Redis存储结构探究

一、概述

主流的key-value存储系统，都是在系统内部维护一个hash表，因为对hash表的操作时间复杂度为O(1)。如果数据增加以后，导致冲突严重，时间复杂度增加，则可以对hash表进行rehash，以来保证操作的常量时间复杂度。

那么，对于这样一个基于hash表的key-value存储系统，提出以下2个问题：

1）如何提供这么丰富的数据结构呢？

2）数据结构在内存中如何存储？

本文，我们将讲解、演示redis的内存布局和数据结构。

二、hash算法

思考题：如果我们有一个k-v系统，并把该系统设计成链表，比如：

现在我们需要在这个链表中查找“biying”的url，那么就需要遍历整个链表，然后与每个链表中的key进行比对，这样做的效率比较低，是一个O（n）的复杂度。假设我们有10W个key，链表的存储方式是不适用的。这个时候应该怎么办呢？

hash

hash即给定一个字符串或者其他的任意值x，通过hash函数得到一个散列值hash（x），比如给值“biying”，使用MurmurHash64B得到的hash值就是：7740020151228311510。

hash表可以简单理解为一个数组：

Redis存储结构探究

上述hash表设计引出以下问题：

1）如果通过索引（hash值）去读取hash表，这样设计的hash表会非常大，占用较大内存。

2）如果是通过hash值遍历hash表，如果k-v数量很多，则查找性能会是O(N)，则时间性能也很低。

另外，hash会有碰撞，即使再好的算法也会有碰撞，只是碰撞率低而已。redis是如何解决这些问题的呢？

三、redis字典

3.1 redis的hash表

介绍hash字典前，先了解redis的hash表：

/* This is our hash table structure. Every dictionary has two of this as we
* implement incremental rehashing, for the old to the new table.*/
typedef struct dictht {
	dictEntry **table;
	unsigned long size;
	unsigned long sizemask;
	unsigned long used;
} dictht;

table 属性是一个数组，数组中的每个元素都是一个指向 dict.h/dictEntry 结构的指针，每个dictEntry 结构保存着一个键值对；
size 属性记录了哈希表的大小，也即是 table 数组的大小，而 used 属性则记录了哈希表目前已有节点（键值对）的数量；
sizemask 属性的值总是等于 size - 1 ，这个属性和哈希值一起决定一个键应该被放到 table 数组的哪个索引上面；
used属性，表示hash表里已有的数量。

空hash表示意图：

Redis存储结构探究

3.2 hash表的节点

hash表节点使用dicEntry结构表示，每个dicEntry结构都保存一个键值对。

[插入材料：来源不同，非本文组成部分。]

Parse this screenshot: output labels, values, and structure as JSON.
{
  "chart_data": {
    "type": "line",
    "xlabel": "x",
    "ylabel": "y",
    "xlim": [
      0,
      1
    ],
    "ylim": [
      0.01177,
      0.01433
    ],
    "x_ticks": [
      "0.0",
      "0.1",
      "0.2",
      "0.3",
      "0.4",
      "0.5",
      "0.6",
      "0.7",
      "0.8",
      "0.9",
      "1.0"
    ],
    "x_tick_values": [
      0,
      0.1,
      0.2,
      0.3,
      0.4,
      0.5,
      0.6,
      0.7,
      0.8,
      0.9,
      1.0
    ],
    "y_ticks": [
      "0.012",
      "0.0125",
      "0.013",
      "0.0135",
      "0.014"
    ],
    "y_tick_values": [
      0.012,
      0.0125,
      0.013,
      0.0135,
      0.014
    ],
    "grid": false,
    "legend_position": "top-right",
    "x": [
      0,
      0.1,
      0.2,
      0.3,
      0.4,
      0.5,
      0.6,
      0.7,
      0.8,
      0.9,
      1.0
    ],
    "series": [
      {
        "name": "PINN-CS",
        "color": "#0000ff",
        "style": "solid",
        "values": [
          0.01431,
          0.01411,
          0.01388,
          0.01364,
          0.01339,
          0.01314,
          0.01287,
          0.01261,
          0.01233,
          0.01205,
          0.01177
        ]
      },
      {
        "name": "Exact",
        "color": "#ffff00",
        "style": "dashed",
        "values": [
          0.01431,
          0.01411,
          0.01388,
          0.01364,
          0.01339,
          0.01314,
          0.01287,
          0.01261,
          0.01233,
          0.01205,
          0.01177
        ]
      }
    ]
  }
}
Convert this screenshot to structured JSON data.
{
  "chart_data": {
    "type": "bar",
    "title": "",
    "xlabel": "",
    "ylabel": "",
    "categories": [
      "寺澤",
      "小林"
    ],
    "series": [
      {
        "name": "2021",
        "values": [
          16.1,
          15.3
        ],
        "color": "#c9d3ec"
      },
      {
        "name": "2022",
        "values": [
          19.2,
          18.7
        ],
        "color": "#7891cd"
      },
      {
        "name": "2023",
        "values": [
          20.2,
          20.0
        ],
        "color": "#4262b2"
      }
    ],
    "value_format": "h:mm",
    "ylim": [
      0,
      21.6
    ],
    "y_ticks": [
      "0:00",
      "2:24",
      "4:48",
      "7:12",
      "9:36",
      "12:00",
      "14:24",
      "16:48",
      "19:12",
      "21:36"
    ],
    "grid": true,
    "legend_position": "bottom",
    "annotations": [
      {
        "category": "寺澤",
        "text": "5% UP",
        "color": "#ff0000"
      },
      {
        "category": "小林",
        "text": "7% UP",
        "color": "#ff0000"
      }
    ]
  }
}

typedef struct dictEntry {
	// 键
	void *key;
	
	// 值
	union {
		void *val;
		uint64_t u64;
		int64_t s64;
		double d;
	} v;
	
	// 指向下个哈希表节点，形成链表
	struct dictEntry *next;
} dictEntry;

key：保存键值对的键
v：保存键值对的值，键值对的值可以是一个指针、整数或double类型。
next：指向另一个hash节点的指针，可以将多个哈希值相同的键值对连接在一起，用来解决冲突问题。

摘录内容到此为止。